Data Analytics: one year later...
Completely coincidentally, I've had a reason to revisit the data I'm capturing precisely 12 months after my last post on the same subject. It's been an interesting journey that I thought was worth delving into.


It's a stormy day here today,
but this is what my readout looks like now after a year of incremental tweaks:
Getting the data out of the controller has been a pain in the arse - sure, I can plug my laptop into the RS485 <-> USB converter and drag out a history from the logs, or sit there watching the readouts in the clunky app they provide, but it's not... useful. I plugged a RasPi in to do for me, but with dodgy drivers that required recompiling every time I update the software it burned hours to maintain and that on its own was after i-can't-remember-how-many-hours-over-weeks it took to take some PHP code from GitHub and adapt it to spitting it into something I could log and read out from. I could go into it, but I finally got to use some of the things they taught me way back in my undergrad CompSci course and honestly I thought I'd drunk those memories clear long ago. It was a pig-wh*** of a thing and let's leave it at that.
So here's how it works:
- The hardware I've cobbled together consists of a RasPi Zero W sitting on top of the box with an RS485<->TTL UART module soldered to the headers, which in turn has been soldered to two leads stripped from a network cable. I ghetto-ised a DC-in/out LiPo UPS unit I hacked and installed as a hedge against the main batteries running low, or the controller throwing a hissy fit. The same unit also powers an ESP8265-based wifi relay unit which controls the on/off switch for Tom's inverter, and a line set up to provide a battery connection to bypass the controller when it throws one of those aforementioned hissy fits. More on that later.

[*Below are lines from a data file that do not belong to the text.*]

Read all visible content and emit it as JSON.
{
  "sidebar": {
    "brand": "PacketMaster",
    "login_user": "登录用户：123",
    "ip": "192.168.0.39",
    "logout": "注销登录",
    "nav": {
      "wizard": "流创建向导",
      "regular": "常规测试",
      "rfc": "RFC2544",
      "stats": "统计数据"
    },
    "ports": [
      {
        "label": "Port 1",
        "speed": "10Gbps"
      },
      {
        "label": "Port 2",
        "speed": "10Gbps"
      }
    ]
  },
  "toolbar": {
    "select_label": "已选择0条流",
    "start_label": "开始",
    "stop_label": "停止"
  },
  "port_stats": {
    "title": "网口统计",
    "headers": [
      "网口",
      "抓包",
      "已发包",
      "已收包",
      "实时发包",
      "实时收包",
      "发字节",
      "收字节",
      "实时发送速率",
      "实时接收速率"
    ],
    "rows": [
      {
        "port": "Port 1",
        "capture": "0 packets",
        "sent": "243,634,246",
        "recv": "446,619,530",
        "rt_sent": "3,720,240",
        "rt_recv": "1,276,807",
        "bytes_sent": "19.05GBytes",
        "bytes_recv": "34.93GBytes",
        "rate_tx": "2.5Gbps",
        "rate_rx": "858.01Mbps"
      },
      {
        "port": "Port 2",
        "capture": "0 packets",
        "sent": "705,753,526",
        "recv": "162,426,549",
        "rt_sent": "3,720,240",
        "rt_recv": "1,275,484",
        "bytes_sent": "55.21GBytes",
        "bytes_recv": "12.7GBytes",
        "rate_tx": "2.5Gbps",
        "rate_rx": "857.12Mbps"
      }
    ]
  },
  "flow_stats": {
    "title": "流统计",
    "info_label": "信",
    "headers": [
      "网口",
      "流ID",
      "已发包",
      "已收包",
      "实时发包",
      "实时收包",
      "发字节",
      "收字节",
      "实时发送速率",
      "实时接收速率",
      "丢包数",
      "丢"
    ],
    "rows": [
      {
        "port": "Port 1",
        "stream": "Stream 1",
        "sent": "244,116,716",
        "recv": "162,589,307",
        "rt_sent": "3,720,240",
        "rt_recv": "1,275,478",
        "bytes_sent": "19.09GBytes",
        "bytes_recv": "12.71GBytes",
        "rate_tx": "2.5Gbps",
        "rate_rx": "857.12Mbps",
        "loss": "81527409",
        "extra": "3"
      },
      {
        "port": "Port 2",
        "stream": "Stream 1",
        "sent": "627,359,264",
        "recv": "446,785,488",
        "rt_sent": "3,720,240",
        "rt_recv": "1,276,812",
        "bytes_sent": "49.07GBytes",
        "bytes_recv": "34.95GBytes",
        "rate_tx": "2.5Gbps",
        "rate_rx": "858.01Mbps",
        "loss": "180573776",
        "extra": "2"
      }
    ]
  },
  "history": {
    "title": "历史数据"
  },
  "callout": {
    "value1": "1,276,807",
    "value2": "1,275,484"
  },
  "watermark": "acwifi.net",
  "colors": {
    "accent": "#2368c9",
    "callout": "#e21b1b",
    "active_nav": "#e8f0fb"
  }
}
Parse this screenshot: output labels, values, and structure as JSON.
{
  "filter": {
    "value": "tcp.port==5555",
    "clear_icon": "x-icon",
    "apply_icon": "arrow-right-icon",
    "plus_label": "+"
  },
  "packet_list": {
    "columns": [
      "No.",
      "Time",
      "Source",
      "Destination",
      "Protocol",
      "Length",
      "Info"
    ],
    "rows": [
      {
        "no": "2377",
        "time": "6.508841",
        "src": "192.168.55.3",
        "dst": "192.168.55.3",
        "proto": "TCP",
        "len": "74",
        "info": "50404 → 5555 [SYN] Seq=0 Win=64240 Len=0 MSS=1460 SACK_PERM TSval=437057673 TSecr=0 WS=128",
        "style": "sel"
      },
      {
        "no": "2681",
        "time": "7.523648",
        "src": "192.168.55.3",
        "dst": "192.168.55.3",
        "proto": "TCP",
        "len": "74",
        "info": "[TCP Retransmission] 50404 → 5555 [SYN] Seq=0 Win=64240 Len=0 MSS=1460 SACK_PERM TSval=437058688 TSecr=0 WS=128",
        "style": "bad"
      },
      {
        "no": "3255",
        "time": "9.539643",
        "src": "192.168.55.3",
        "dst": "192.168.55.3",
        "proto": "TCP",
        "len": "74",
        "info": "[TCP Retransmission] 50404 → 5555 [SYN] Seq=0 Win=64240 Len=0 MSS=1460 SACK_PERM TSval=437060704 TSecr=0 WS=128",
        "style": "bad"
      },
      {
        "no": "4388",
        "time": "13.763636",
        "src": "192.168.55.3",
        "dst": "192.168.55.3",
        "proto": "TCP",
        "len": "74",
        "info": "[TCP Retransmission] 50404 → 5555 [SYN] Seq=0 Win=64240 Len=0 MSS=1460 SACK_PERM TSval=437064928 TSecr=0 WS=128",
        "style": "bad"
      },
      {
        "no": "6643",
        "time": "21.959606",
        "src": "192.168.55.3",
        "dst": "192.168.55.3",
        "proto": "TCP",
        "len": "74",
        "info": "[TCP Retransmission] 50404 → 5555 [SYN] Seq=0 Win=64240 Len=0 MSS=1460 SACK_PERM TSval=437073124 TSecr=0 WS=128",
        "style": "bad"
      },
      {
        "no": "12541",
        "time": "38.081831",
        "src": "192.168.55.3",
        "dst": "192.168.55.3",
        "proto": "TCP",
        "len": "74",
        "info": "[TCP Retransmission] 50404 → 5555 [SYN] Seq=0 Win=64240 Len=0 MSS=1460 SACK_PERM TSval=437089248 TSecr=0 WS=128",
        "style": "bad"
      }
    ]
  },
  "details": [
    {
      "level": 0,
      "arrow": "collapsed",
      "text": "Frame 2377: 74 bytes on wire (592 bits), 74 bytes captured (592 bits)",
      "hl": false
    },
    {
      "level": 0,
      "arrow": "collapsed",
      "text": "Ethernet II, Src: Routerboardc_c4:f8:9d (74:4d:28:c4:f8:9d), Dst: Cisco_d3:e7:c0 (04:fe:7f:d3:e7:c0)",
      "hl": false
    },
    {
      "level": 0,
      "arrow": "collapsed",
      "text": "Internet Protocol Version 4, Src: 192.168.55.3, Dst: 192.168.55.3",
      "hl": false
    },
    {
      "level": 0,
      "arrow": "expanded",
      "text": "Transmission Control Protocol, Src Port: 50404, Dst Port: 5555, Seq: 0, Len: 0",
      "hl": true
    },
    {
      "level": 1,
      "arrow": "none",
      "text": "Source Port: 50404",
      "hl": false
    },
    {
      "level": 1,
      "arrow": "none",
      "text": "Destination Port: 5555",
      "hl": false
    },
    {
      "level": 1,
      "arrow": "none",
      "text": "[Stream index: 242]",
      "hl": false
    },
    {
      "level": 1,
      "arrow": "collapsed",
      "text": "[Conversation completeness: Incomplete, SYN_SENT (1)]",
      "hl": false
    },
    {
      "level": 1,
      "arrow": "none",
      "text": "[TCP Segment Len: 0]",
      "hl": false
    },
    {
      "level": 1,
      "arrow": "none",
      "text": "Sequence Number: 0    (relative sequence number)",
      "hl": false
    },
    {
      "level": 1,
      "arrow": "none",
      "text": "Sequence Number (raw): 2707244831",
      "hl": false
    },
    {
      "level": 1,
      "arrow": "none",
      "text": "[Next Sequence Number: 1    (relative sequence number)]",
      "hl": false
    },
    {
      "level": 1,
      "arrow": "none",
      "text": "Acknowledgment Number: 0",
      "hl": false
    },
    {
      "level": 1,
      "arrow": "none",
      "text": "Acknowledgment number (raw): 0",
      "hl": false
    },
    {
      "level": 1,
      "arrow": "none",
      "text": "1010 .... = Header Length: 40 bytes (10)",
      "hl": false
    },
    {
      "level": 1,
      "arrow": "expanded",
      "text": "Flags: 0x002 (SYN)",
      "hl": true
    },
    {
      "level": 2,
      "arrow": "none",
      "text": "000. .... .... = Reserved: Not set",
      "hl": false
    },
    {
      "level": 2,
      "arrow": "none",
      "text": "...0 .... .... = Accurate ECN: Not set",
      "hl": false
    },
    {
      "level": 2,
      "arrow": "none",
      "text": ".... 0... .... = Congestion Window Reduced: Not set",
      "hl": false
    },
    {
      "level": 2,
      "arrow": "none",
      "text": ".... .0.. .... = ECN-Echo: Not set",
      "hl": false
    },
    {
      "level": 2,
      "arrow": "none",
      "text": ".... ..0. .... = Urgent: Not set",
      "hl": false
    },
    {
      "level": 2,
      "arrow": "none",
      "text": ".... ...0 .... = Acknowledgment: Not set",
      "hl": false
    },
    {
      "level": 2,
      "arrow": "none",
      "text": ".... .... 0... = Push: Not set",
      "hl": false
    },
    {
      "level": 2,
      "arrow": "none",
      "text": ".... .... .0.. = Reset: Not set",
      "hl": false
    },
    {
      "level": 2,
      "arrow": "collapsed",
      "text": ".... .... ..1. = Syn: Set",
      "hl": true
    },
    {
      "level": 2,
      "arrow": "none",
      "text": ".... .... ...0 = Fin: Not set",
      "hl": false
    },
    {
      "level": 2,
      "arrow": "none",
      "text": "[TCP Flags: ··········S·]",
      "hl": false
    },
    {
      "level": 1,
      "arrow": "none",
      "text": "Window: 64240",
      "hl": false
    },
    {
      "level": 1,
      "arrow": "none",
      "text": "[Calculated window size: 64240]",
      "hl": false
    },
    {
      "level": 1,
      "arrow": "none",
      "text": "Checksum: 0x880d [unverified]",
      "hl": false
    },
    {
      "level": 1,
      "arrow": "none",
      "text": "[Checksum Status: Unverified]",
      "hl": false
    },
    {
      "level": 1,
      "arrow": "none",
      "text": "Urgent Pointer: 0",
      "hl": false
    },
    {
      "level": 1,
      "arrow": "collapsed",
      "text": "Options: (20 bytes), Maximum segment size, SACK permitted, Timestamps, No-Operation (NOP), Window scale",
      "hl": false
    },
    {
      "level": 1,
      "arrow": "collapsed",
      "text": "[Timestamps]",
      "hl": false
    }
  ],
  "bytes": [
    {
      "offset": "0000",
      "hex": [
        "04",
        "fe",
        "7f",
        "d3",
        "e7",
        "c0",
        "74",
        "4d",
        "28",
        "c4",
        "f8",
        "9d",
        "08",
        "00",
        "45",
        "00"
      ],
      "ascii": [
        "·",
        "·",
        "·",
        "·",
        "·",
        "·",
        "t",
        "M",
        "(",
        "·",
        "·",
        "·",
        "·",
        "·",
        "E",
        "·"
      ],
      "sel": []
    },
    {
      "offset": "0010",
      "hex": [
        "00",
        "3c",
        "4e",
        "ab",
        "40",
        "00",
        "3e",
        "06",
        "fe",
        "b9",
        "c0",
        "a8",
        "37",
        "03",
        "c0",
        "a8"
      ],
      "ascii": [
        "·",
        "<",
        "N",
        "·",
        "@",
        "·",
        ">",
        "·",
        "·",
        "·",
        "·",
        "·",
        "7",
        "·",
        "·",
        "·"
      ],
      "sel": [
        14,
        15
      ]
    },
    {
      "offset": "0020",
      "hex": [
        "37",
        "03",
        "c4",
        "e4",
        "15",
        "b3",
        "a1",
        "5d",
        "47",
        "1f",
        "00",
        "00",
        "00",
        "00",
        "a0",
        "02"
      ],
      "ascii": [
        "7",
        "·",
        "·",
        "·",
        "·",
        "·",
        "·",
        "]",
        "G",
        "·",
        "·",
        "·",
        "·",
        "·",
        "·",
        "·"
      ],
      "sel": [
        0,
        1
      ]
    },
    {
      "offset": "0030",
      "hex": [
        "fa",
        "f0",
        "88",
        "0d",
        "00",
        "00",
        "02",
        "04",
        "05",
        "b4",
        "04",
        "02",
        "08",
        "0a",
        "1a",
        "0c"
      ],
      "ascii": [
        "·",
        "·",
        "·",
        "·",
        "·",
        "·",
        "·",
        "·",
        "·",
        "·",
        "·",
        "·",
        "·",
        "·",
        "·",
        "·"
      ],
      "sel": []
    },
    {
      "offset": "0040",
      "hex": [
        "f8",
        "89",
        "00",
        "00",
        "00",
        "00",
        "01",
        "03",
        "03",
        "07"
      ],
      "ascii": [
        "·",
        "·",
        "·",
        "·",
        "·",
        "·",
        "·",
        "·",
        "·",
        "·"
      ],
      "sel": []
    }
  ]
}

- Every minute a cron job runs which opens a connection to the controller, then (because the controller is as temperamental as a sleep-deprived teenager), it keeps asking every second until it gets an answer (this happens roughly once every hundred reads or so, but enough that dropped data was causing me issues. In testing I never saw it require more than a dozen attempts but in case you were wondering: yes, I handled the loop so that it DOES close the connection before the next attempts starts).
- The PHP script then grabs the 4 raw readings I want to track for (out of the >100 spat out by Herr Controller), runs a few calculations to create 6 data fields that I find useful, wraps them up in a bit of formatting and metadata which it then handballs gracefully over to an InfluxDB running on my server-that-isn't-a-server (another piece of hackery that's a story for another day when we're at the pub and preferably after your second round and mine's a stout thanks).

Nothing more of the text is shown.